This model suffered from reduced specificity and sensitivity compared to our pooled dispersion model (Additional file 2: Fig. S13D, red curve).

In our global dispersion model, we used qCML to fit a single dispersion value for each condition, forgoing the fitting of a trend between dispersion and mean (Additional file 2: Figure S13A, Global NB) to obtain a single dispersion estimate for each condition c, which we denote \( {\hat{\alpha}}_c^{\mathrm{global}} \). In this fitting, we included all pixels which are part of looping interactions, independent of their interaction distance. This approach ignores a clear trend between dispersion and distance visible in the real data (Fig. 6). This model performed reasonably well on true positive simulations in terms of sensitivity and specificity (Additional file 2: Figure S13D) but showed a strong bias for calling more differential interactions at longer distances and fewer differential interactions at shorter distances (Additional file 2: Figure S13D, green curve and Additional file 2: Figure S13E, green bars).

Comparison to diffHic

In addition to comparing against our own simplified models, we also compared he performance of 3DeFDR-HiC to diffHiC [45] genome-wide on a simulated dataset based on the ES condition of the real Bonev dataset, setting 40% of ES loops to be differential with an effect size of ± 30% (Additional file 6: Table S5). We applied diffHiC following the package’s provided usage guidelines for Hi-C data. We inputted our Hi-C dataset as raw, binned (10 kb wide bins) counts. Library sizes were inputted as the total number of counts in each replicate. Following the diffHic user guide, we first filtered rows with any NaN counts. Then we filtered by average abundance (diffHic user guide section 4.1), discarding any bin-bin pair with an average abundance across all sample replicates of less than 5. We then used the direct filter (diffHic user guide section 4.2) to directly remove low-abundance bin-bin pairs, discarding any with abundances less than 2-fold higher than the estimated non-specific ligation rate (estimated as the median abundance across bin-bin pairs). We chose 2-fold above this estimate as our threshold instead of 5-fold, as presented in the usage instructions’ example, because we found this threshold discarded too many points for us to perform later steps in the diffHiC pipeline. Next as recommended (diffHic user guide section 4.3), we filtered bin-bin pairs as a function of interaction distance, discarding pairs with abundances less than the value expected from compaction (generated using the filterTrended method, no parameters to set) choosing not to increase this threshold by an additional fold change value. Finally, we filtered bin-bin pairs via the peak calling approach (diffHic user guide section 4.4) using the guide recommended values for the filter’s parameters (flank.width = 5, the minimum threshold for peak enrichment min.enrich at 0.17, the minimum threshold for peak counts min.count at 3, and the near diagonal cut-off min.diag of 2L). Next, we applied non-linear normalization (diffHic user guide section 5.2) to remove trended biases between libraries, specifically using LOESS normalization, using type=“loess” for the normOffsets method. We also separately filtered near diagonal points, using by.dist=1.5e6 with method filterDiag and again LOESS normalization using type=“loess” with method normOffSets as presented in the user guide (second half of diffHic section 5.2.1).

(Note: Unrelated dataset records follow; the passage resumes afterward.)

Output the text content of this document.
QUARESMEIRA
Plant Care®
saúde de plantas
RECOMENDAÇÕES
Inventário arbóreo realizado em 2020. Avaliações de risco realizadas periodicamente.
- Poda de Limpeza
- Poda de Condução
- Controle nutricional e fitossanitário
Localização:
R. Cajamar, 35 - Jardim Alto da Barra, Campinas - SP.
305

We then modeled biological variability between replicates. First, we estimated negative binomial dispersion for each bin-bin pair (diffHic user guide section 6.1–6.2) using a single-factor design matrix design = model.matrix (~conditions) where conditions is the corresponding list of the biological condition label for the input sample set. We performed estimation of negative binomial dispersion using this design. We then estimated QL dispersion using this design as recommended in the user guide, setting robust = TRUE for method glmQLFit (diffHic user guide section 6.3).

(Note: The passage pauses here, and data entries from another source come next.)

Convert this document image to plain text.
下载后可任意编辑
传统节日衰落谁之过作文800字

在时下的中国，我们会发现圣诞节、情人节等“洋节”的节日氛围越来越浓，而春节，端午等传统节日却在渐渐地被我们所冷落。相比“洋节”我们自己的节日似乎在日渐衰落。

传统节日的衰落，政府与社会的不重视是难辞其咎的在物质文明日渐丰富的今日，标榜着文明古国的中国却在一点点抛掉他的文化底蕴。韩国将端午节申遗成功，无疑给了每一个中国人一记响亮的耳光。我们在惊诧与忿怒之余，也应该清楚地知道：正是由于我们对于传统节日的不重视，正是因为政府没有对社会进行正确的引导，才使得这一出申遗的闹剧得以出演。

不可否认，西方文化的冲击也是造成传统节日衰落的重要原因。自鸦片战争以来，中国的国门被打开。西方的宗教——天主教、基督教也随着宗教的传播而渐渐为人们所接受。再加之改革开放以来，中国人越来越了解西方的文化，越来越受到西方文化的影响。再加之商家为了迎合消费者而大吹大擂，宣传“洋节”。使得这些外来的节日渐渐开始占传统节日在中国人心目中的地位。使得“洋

Finally, we tested for significantly differential interactions using the quasi-likelihood F-test via method glmQLFTest (diffHic user guide section 7.1; no parameters to set) and obtained p values adjusted to correct for multiple testing using the Benjamini-Hochberg (BH) method (diffHic user guide section 7.2). We then saved output log fold change and adjusted p values for each bin-bin pair to file and then visualized these results using our own tools. We thresholded bin-bin pairs to an FDR threshold, assigned loop classifications according to the sign of the log fold change value, and finally plotted these classifications spatially. Specifically, in Additional file 2: Figure S12, we ran applied this scheme with FDR thresholds of 0.3 (or 30%), 0.25, 0.2, 0.15, 0.1, 0.05, 0.01, and 0.001. We used the true labels from our simulations, the adjusted p values from diffHic, and the q values called by 3DeFDR-HiC to draw ROC curves comparing the performance of the two methods (Additional file 2: Figure S12D).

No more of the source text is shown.